In order to reduce computation complexity, select at random the projection weight of 3000 pairs 50 dimensions
use formula (14) to obtain N to projection vector
then select to make objective function
obtain peaked projection vector to optimal result the most.
(2) training { a
l, b
l}
Obtain projection vector to after, objective function becomes
Find below and can make (a, b) combination of objective function maximum as optimum side-play amount pair.Particularly, (a, b) two-dimensional space is carried out to uniform grid and turn to 100 * 100 grid, common property raw 10000 (a, b) combination, then based on each (a, b) combination calculating target function, and select the combination that can maximize objective function as optimum side-play amount pair.

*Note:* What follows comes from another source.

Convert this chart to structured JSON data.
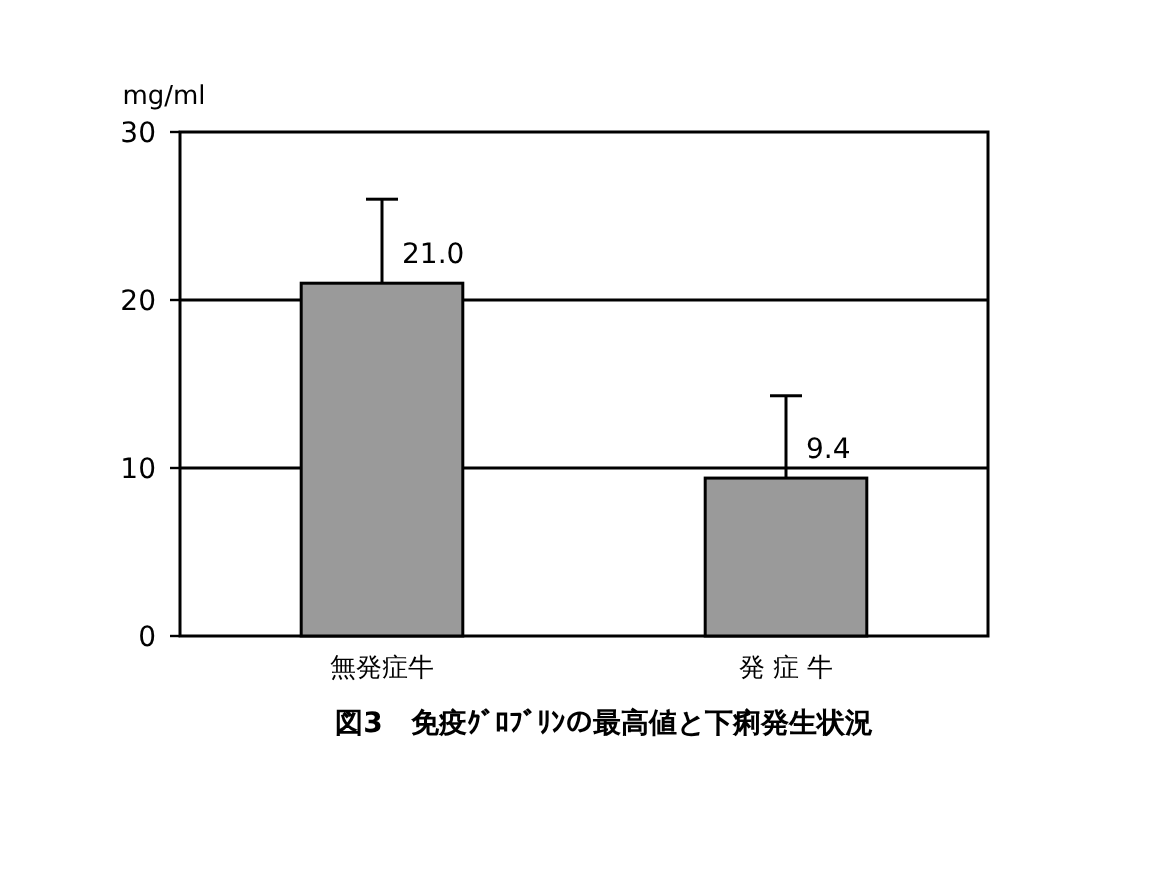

More than describe the training process of l to Hash projection function, for all Hash functions (totally 50 pairs), used AdaBoost method to carry out joint training.In whole process, for every a pair of Hash projection function, add sample weights to objective function
ω wherein
l(x
k, y
k) be the weight of k to sample.
(3) training { α
l}
The right weight calculation formula of Hash function is
List of references list
1、Michela Farenzena,Loris Bazzani,Alessandro Perina,Vittorio Murino,and Marco Cristani,“Person re-identification by symmetry-driven accumulation of local features,”in Computer Vision and Pattern Recognition(CVPR),2010IEEE Conference on.IEEE,2010,pp.2360–2367.
2、Wei-Shi Zheng,Shaogang Gong,and Tao Xiang,“Person reidentification by probabilistic relative distance comparison,”in Computer Vision and Pattern Recognition(CVPR),2011IEEE Conference on.IEEE,2011,pp.649–656.

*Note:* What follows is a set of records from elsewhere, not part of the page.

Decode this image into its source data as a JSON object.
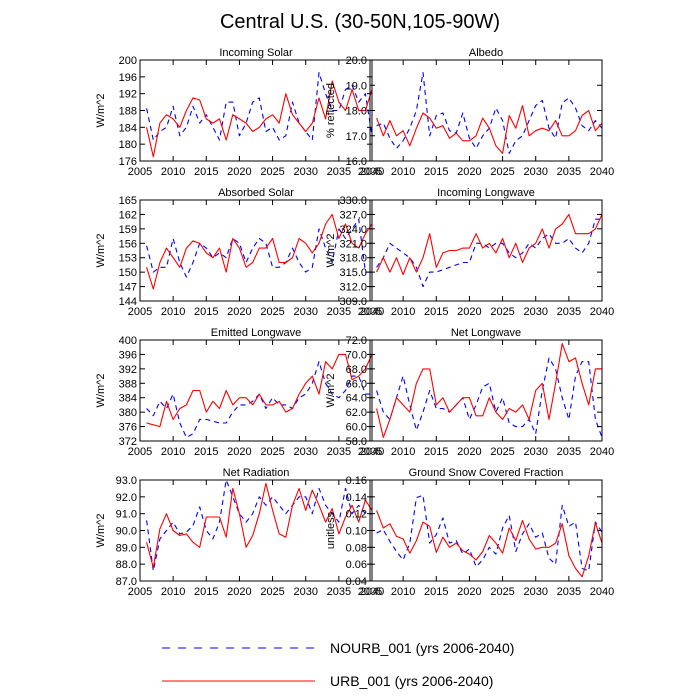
{
  "title": "Central U.S. (30-50N,105-90W)",
  "legend": [
    {
      "label": "NOURB_001 (yrs 2006-2040)",
      "color": "#0000ff",
      "dash": true
    },
    {
      "label": "URB_001 (yrs 2006-2040)",
      "color": "#ff0000",
      "dash": false
    }
  ],
  "chart_data": [
    {
      "type": "line",
      "title": "Incoming Solar",
      "ylabel": "W/m^2",
      "xlim": [
        2005,
        2040
      ],
      "ylim": [
        176,
        200
      ],
      "xticks": [
        "2005",
        "2010",
        "2015",
        "2020",
        "2025",
        "2030",
        "2035",
        "2040"
      ],
      "yticks": [
        "176",
        "180",
        "184",
        "188",
        "192",
        "196",
        "200"
      ],
      "x": [
        2006,
        2007,
        2008,
        2009,
        2010,
        2011,
        2012,
        2013,
        2014,
        2015,
        2016,
        2017,
        2018,
        2019,
        2020,
        2021,
        2022,
        2023,
        2024,
        2025,
        2026,
        2027,
        2028,
        2029,
        2030,
        2031,
        2032,
        2033,
        2034,
        2035,
        2036,
        2037,
        2038,
        2039,
        2040
      ],
      "series": [
        {
          "name": "NOURB_001 (yrs 2006-2040)",
          "values": [
            188.5,
            181,
            183,
            184,
            189,
            182,
            184,
            189,
            185,
            187,
            184,
            181,
            190,
            190,
            182,
            185,
            190,
            191,
            183,
            184,
            181,
            182,
            190,
            185,
            183,
            181,
            197,
            192,
            188,
            188,
            193,
            194,
            190,
            192,
            182
          ]
        },
        {
          "name": "URB_001 (yrs 2006-2040)",
          "values": [
            184,
            177,
            185,
            187,
            186,
            184,
            188,
            191,
            190.5,
            186,
            185,
            186,
            181,
            187,
            186,
            185,
            183,
            184,
            186,
            187,
            185,
            192,
            187,
            185,
            183,
            185,
            191,
            186,
            195,
            190,
            188,
            193,
            188,
            188,
            193
          ]
        }
      ]
    },
    {
      "type": "line",
      "title": "Albedo",
      "ylabel": "% reflected",
      "xlim": [
        2005,
        2040
      ],
      "ylim": [
        16.0,
        20.0
      ],
      "xticks": [
        "2005",
        "2010",
        "2015",
        "2020",
        "2025",
        "2030",
        "2035",
        "2040"
      ],
      "yticks": [
        "16.0",
        "17.0",
        "18.0",
        "19.0",
        "20.0"
      ],
      "x": [
        2006,
        2007,
        2008,
        2009,
        2010,
        2011,
        2012,
        2013,
        2014,
        2015,
        2016,
        2017,
        2018,
        2019,
        2020,
        2021,
        2022,
        2023,
        2024,
        2025,
        2026,
        2027,
        2028,
        2029,
        2030,
        2031,
        2032,
        2033,
        2034,
        2035,
        2036,
        2037,
        2038,
        2039,
        2040
      ],
      "series": [
        {
          "name": "NOURB_001 (yrs 2006-2040)",
          "values": [
            17.4,
            17.5,
            16.9,
            16.5,
            16.8,
            17.3,
            18.0,
            19.5,
            17.0,
            17.8,
            17.9,
            17.2,
            17.1,
            17.9,
            16.9,
            16.5,
            17.0,
            17.3,
            18.1,
            17.6,
            16.3,
            16.8,
            17.0,
            17.6,
            18.2,
            18.4,
            17.3,
            16.9,
            18.3,
            18.5,
            18.1,
            17.4,
            17.2,
            17.6,
            17.3
          ]
        },
        {
          "name": "URB_001 (yrs 2006-2040)",
          "values": [
            17.7,
            17.0,
            17.6,
            17.0,
            17.2,
            16.6,
            17.3,
            17.9,
            17.7,
            17.3,
            17.4,
            16.9,
            17.1,
            16.8,
            16.8,
            17.0,
            17.7,
            17.3,
            16.6,
            16.3,
            17.8,
            17.3,
            18.2,
            17.0,
            17.2,
            17.3,
            17.2,
            17.6,
            17.0,
            17.0,
            17.2,
            17.8,
            18.0,
            17.2,
            17.5
          ]
        }
      ]
    },
    {
      "type": "line",
      "title": "Absorbed Solar",
      "ylabel": "W/m^2",
      "xlim": [
        2005,
        2040
      ],
      "ylim": [
        144,
        165
      ],
      "xticks": [
        "2005",
        "2010",
        "2015",
        "2020",
        "2025",
        "2030",
        "2035",
        "2040"
      ],
      "yticks": [
        "144",
        "147",
        "150",
        "153",
        "156",
        "159",
        "162",
        "165"
      ],
      "x": [
        2006,
        2007,
        2008,
        2009,
        2010,
        2011,
        2012,
        2013,
        2014,
        2015,
        2016,
        2017,
        2018,
        2019,
        2020,
        2021,
        2022,
        2023,
        2024,
        2025,
        2026,
        2027,
        2028,
        2029,
        2030,
        2031,
        2032,
        2033,
        2034,
        2035,
        2036,
        2037,
        2038,
        2039,
        2040
      ],
      "series": [
        {
          "name": "NOURB_001 (yrs 2006-2040)",
          "values": [
            155.5,
            150,
            151,
            151,
            157,
            152,
            149,
            152,
            156,
            155,
            153,
            154,
            153,
            157,
            156,
            152,
            155,
            157,
            156,
            151,
            151,
            152,
            155,
            152,
            150,
            151,
            159,
            155,
            152,
            159,
            157,
            159,
            161,
            150,
            150
          ]
        },
        {
          "name": "URB_001 (yrs 2006-2040)",
          "values": [
            151,
            146.5,
            152,
            155,
            153,
            151,
            155,
            156.5,
            156,
            154,
            153,
            155,
            150,
            157,
            155,
            151,
            152,
            155,
            155,
            157,
            152,
            152,
            153,
            157,
            156,
            154,
            156,
            160,
            162,
            157,
            160,
            156,
            155,
            158,
            160
          ]
        }
      ]
    },
    {
      "type": "line",
      "title": "Incoming Longwave",
      "ylabel": "W/m^2",
      "xlim": [
        2005,
        2040
      ],
      "ylim": [
        309.0,
        330.0
      ],
      "xticks": [
        "2005",
        "2010",
        "2015",
        "2020",
        "2025",
        "2030",
        "2035",
        "2040"
      ],
      "yticks": [
        "309.0",
        "312.0",
        "315.0",
        "318.0",
        "321.0",
        "324.0",
        "327.0",
        "330.0"
      ],
      "x": [
        2006,
        2007,
        2008,
        2009,
        2010,
        2011,
        2012,
        2013,
        2014,
        2015,
        2016,
        2017,
        2018,
        2019,
        2020,
        2021,
        2022,
        2023,
        2024,
        2025,
        2026,
        2027,
        2028,
        2029,
        2030,
        2031,
        2032,
        2033,
        2034,
        2035,
        2036,
        2037,
        2038,
        2039,
        2040
      ],
      "series": [
        {
          "name": "NOURB_001 (yrs 2006-2040)",
          "values": [
            316,
            318,
            321,
            320,
            319,
            318,
            316,
            312,
            315,
            315,
            315.5,
            316,
            316.5,
            317,
            317,
            321,
            321,
            320,
            321,
            321,
            319,
            318,
            319,
            321,
            320,
            322,
            323,
            321,
            321,
            322,
            320,
            319,
            321,
            326,
            326
          ]
        },
        {
          "name": "URB_001 (yrs 2006-2040)",
          "values": [
            315,
            318,
            315,
            318,
            314.5,
            318,
            315,
            318,
            323,
            316,
            319,
            319.5,
            319.5,
            320,
            320,
            323,
            320,
            321,
            319,
            322,
            318,
            321,
            317,
            320,
            321,
            324,
            320,
            324,
            325,
            327,
            323,
            323,
            323,
            324,
            327
          ]
        }
      ]
    },
    {
      "type": "line",
      "title": "Emitted Longwave",
      "ylabel": "W/m^2",
      "xlim": [
        2005,
        2040
      ],
      "ylim": [
        372,
        400
      ],
      "xticks": [
        "2005",
        "2010",
        "2015",
        "2020",
        "2025",
        "2030",
        "2035",
        "2040"
      ],
      "yticks": [
        "372",
        "376",
        "380",
        "384",
        "388",
        "392",
        "396",
        "400"
      ],
      "x": [
        2006,
        2007,
        2008,
        2009,
        2010,
        2011,
        2012,
        2013,
        2014,
        2015,
        2016,
        2017,
        2018,
        2019,
        2020,
        2021,
        2022,
        2023,
        2024,
        2025,
        2026,
        2027,
        2028,
        2029,
        2030,
        2031,
        2032,
        2033,
        2034,
        2035,
        2036,
        2037,
        2038,
        2039,
        2040
      ],
      "series": [
        {
          "name": "NOURB_001 (yrs 2006-2040)",
          "values": [
            381,
            379,
            383,
            381,
            385,
            377,
            373,
            374,
            378,
            378,
            377.5,
            377,
            377,
            380,
            382,
            382,
            383,
            385,
            381,
            384,
            382,
            382,
            381,
            384,
            385,
            388,
            394,
            388,
            385,
            384,
            386,
            390,
            390,
            385,
            385
          ]
        },
        {
          "name": "URB_001 (yrs 2006-2040)",
          "values": [
            377,
            376.5,
            376,
            383,
            378,
            381,
            382,
            386,
            386,
            380,
            383,
            381,
            386,
            382,
            384,
            384,
            382,
            385,
            382,
            382,
            383,
            380,
            381,
            385,
            388,
            390,
            385,
            394,
            392,
            396,
            396,
            389,
            390,
            392,
            396
          ]
        }
      ]
    },
    {
      "type": "line",
      "title": "Net Longwave",
      "ylabel": "W/m^2",
      "xlim": [
        2005,
        2040
      ],
      "ylim": [
        58.0,
        72.0
      ],
      "xticks": [
        "2005",
        "2010",
        "2015",
        "2020",
        "2025",
        "2030",
        "2035",
        "2040"
      ],
      "yticks": [
        "58.0",
        "60.0",
        "62.0",
        "64.0",
        "66.0",
        "68.0",
        "70.0",
        "72.0"
      ],
      "x": [
        2006,
        2007,
        2008,
        2009,
        2010,
        2011,
        2012,
        2013,
        2014,
        2015,
        2016,
        2017,
        2018,
        2019,
        2020,
        2021,
        2022,
        2023,
        2024,
        2025,
        2026,
        2027,
        2028,
        2029,
        2030,
        2031,
        2032,
        2033,
        2034,
        2035,
        2036,
        2037,
        2038,
        2039,
        2040
      ],
      "series": [
        {
          "name": "NOURB_001 (yrs 2006-2040)",
          "values": [
            65,
            62,
            61,
            64,
            67,
            63,
            59.5,
            62,
            65,
            62.5,
            62.5,
            62,
            63,
            64,
            61,
            63,
            65.5,
            66,
            62,
            64,
            60.5,
            60,
            60,
            61,
            59,
            65,
            69.5,
            68,
            64,
            61,
            67,
            69,
            69,
            61,
            58.5
          ]
        },
        {
          "name": "URB_001 (yrs 2006-2040)",
          "values": [
            62.5,
            58.5,
            61,
            64,
            63,
            62,
            66,
            68,
            68,
            63,
            64,
            62,
            63,
            64,
            64,
            61.5,
            61.5,
            64,
            62,
            61,
            62.5,
            62,
            63,
            61,
            65,
            66,
            61,
            66,
            71.5,
            69,
            69.5,
            66,
            63,
            68,
            68
          ]
        }
      ]
    },
    {
      "type": "line",
      "title": "Net Radiation",
      "ylabel": "W/m^2",
      "xlim": [
        2005,
        2040
      ],
      "ylim": [
        87.0,
        93.0
      ],
      "xticks": [
        "2005",
        "2010",
        "2015",
        "2020",
        "2025",
        "2030",
        "2035",
        "2040"
      ],
      "yticks": [
        "87.0",
        "88.0",
        "89.0",
        "90.0",
        "91.0",
        "92.0",
        "93.0"
      ],
      "x": [
        2006,
        2007,
        2008,
        2009,
        2010,
        2011,
        2012,
        2013,
        2014,
        2015,
        2016,
        2017,
        2018,
        2019,
        2020,
        2021,
        2022,
        2023,
        2024,
        2025,
        2026,
        2027,
        2028,
        2029,
        2030,
        2031,
        2032,
        2033,
        2034,
        2035,
        2036,
        2037,
        2038,
        2039,
        2040
      ],
      "series": [
        {
          "name": "NOURB_001 (yrs 2006-2040)",
          "values": [
            90.6,
            87.6,
            89.5,
            90,
            90.5,
            89.8,
            89.9,
            90.3,
            91.4,
            90,
            89.5,
            90.5,
            93,
            92,
            91,
            90.5,
            91,
            92,
            91.5,
            92,
            91.5,
            91,
            91.5,
            92,
            92,
            91,
            92.5,
            91.5,
            91,
            90.5,
            92.5,
            91,
            91.5,
            91,
            91
          ]
        },
        {
          "name": "URB_001 (yrs 2006-2040)",
          "values": [
            89.3,
            87.8,
            90.1,
            91,
            90,
            89.7,
            89.8,
            89.3,
            89,
            90.8,
            90.8,
            90.8,
            89.6,
            92.5,
            91,
            89,
            89.7,
            91,
            92.8,
            91.2,
            89.8,
            89.6,
            91.5,
            92.5,
            91.2,
            92.4,
            91.5,
            90.5,
            91.3,
            89.8,
            90.8,
            91.5,
            90.5,
            91.8,
            91.2
          ]
        }
      ]
    },
    {
      "type": "line",
      "title": "Ground Snow Covered Fraction",
      "ylabel": "unitless",
      "xlim": [
        2005,
        2040
      ],
      "ylim": [
        0.04,
        0.16
      ],
      "xticks": [
        "2005",
        "2010",
        "2015",
        "2020",
        "2025",
        "2030",
        "2035",
        "2040"
      ],
      "yticks": [
        "0.04",
        "0.06",
        "0.08",
        "0.10",
        "0.12",
        "0.14",
        "0.16"
      ],
      "x": [
        2006,
        2007,
        2008,
        2009,
        2010,
        2011,
        2012,
        2013,
        2014,
        2015,
        2016,
        2017,
        2018,
        2019,
        2020,
        2021,
        2022,
        2023,
        2024,
        2025,
        2026,
        2027,
        2028,
        2029,
        2030,
        2031,
        2032,
        2033,
        2034,
        2035,
        2036,
        2037,
        2038,
        2039,
        2040
      ],
      "series": [
        {
          "name": "NOURB_001 (yrs 2006-2040)",
          "values": [
            0.097,
            0.101,
            0.087,
            0.075,
            0.065,
            0.085,
            0.139,
            0.142,
            0.085,
            0.095,
            0.115,
            0.085,
            0.088,
            0.072,
            0.078,
            0.057,
            0.065,
            0.08,
            0.072,
            0.103,
            0.118,
            0.075,
            0.096,
            0.108,
            0.092,
            0.097,
            0.067,
            0.06,
            0.13,
            0.105,
            0.11,
            0.055,
            0.052,
            0.11,
            0.098
          ]
        },
        {
          "name": "URB_001 (yrs 2006-2040)",
          "values": [
            0.124,
            0.103,
            0.108,
            0.093,
            0.09,
            0.073,
            0.088,
            0.11,
            0.105,
            0.074,
            0.092,
            0.08,
            0.085,
            0.076,
            0.072,
            0.065,
            0.075,
            0.094,
            0.085,
            0.073,
            0.103,
            0.088,
            0.112,
            0.09,
            0.078,
            0.08,
            0.08,
            0.085,
            0.108,
            0.07,
            0.055,
            0.045,
            0.07,
            0.109,
            0.085
          ]
        }
      ]
    }
  ]
}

3、Mert Dikmen,Emre Akbas,Thomas S Huang,and Narendra Ahuja,“Pedestrian recognition with a learned metric,”in Computer Vision–ACCV2010,pp.501–512.Springer,2011.
4、T.Ojala,M.
and D.Harwood(1994),"Performance evaluation of texture measures with classification based on Kullback discrimination of distributions",Proceedings of the12th IAPR International Conference on Pattern Recognition(ICPR1994),vol.1,pp.582-585
5.A.Torralba,R.Fergus,et al.,“Small codes and large image databases for recognition,”in Computer Vision and Pattern Recognition(CVPR),2008IEEE Conference on.IEEE,2008,
6.M/Bronstein,M.M.Bronstein,et al.,“The video genome,”arXiv preprint arXiv:1003.5320,2010.

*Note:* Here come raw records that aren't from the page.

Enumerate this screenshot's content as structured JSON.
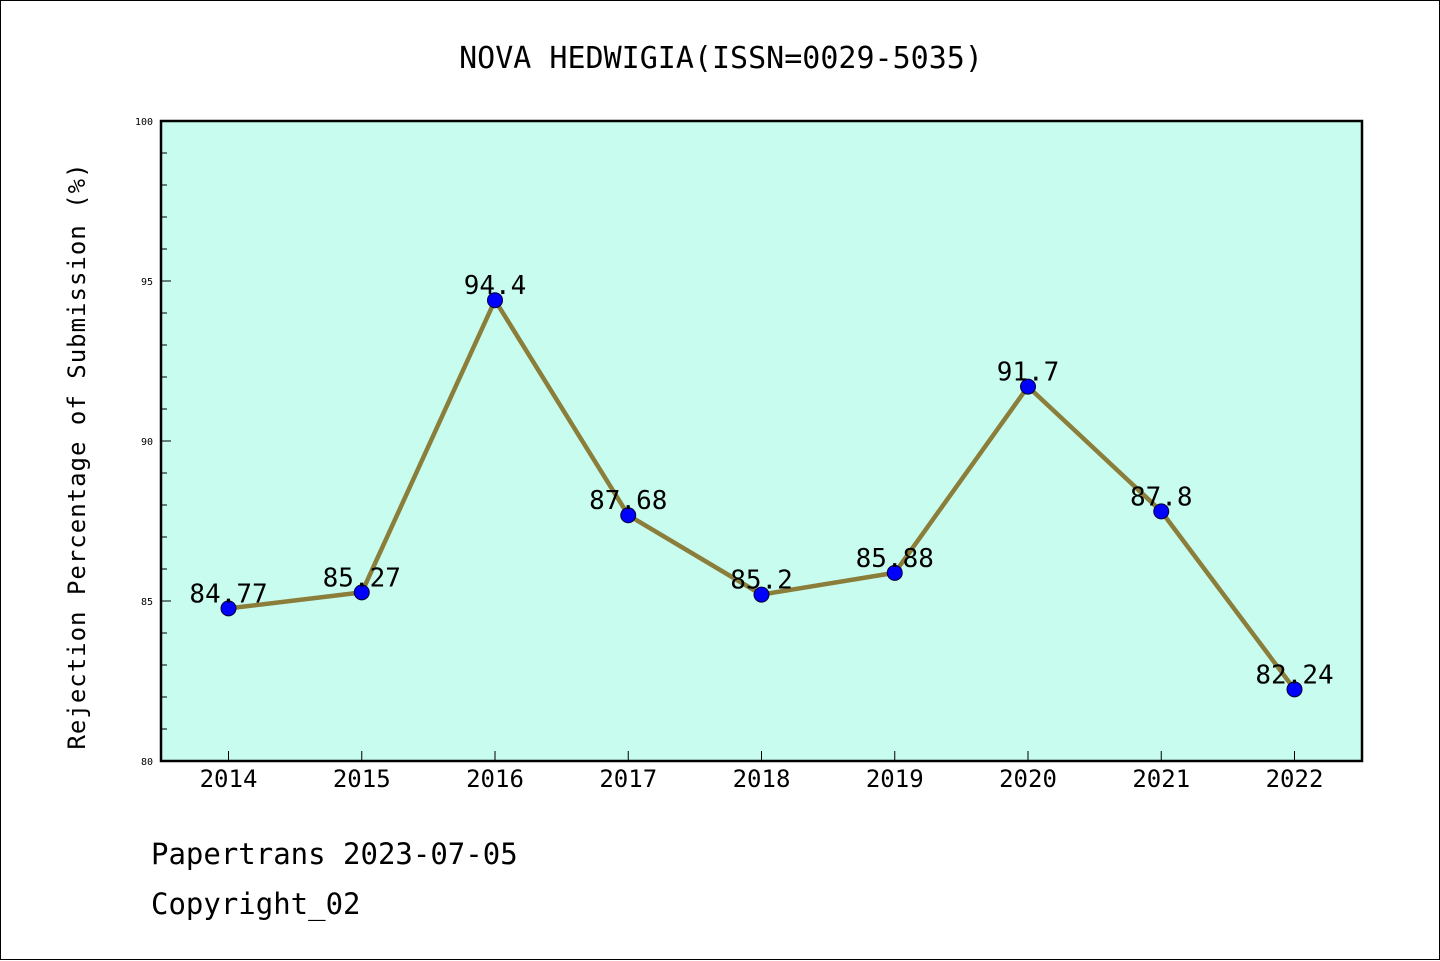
{
  "colors": {
    "plot_bg": "#c8fcee",
    "line": "#8b7d3a",
    "marker": "#0000ff"
  },
  "chart_data": {
    "type": "line",
    "title": "NOVA HEDWIGIA(ISSN=0029-5035)",
    "xlabel": "",
    "ylabel": "Rejection Percentage of Submission (%)",
    "categories": [
      "2014",
      "2015",
      "2016",
      "2017",
      "2018",
      "2019",
      "2020",
      "2021",
      "2022"
    ],
    "values": [
      84.77,
      85.27,
      94.4,
      87.68,
      85.2,
      85.88,
      91.7,
      87.8,
      82.24
    ],
    "data_labels": [
      "84.77",
      "85.27",
      "94.4",
      "87.68",
      "85.2",
      "85.88",
      "91.7",
      "87.8",
      "82.24"
    ],
    "ylim": [
      80,
      100
    ],
    "yticks": [
      "80",
      "85",
      "90",
      "95",
      "100"
    ],
    "grid": false,
    "legend": "none"
  },
  "footer": {
    "line1": "Papertrans 2023-07-05",
    "line2": "Copyright_02"
  }
}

7.Liu W,Wang J,Ji R,et al.Supervised hashing with kernels[C]//Computer Vision and Pattern Recognition(CVPR),2012IEEE Conference on.IEEE,2012:2074-2081.
For fear of the description that makes this instructions, be limited to miscellaneous, in description in this manual, may the processing such as omission, simplification, accommodation have been carried out to the part ins and outs that can obtain in above-mentioned list of references or other prior art data, this is understandable for a person skilled in the art, and this can not affect the open adequacy of this instructions.At this, above-mentioned list of references is herein incorporated by reference and in full.
In sum, those skilled in the art will appreciate that the above embodiment of the present invention can be made various modifications, modification and be replaced, it all falls into the protection scope of the present invention limiting as claims.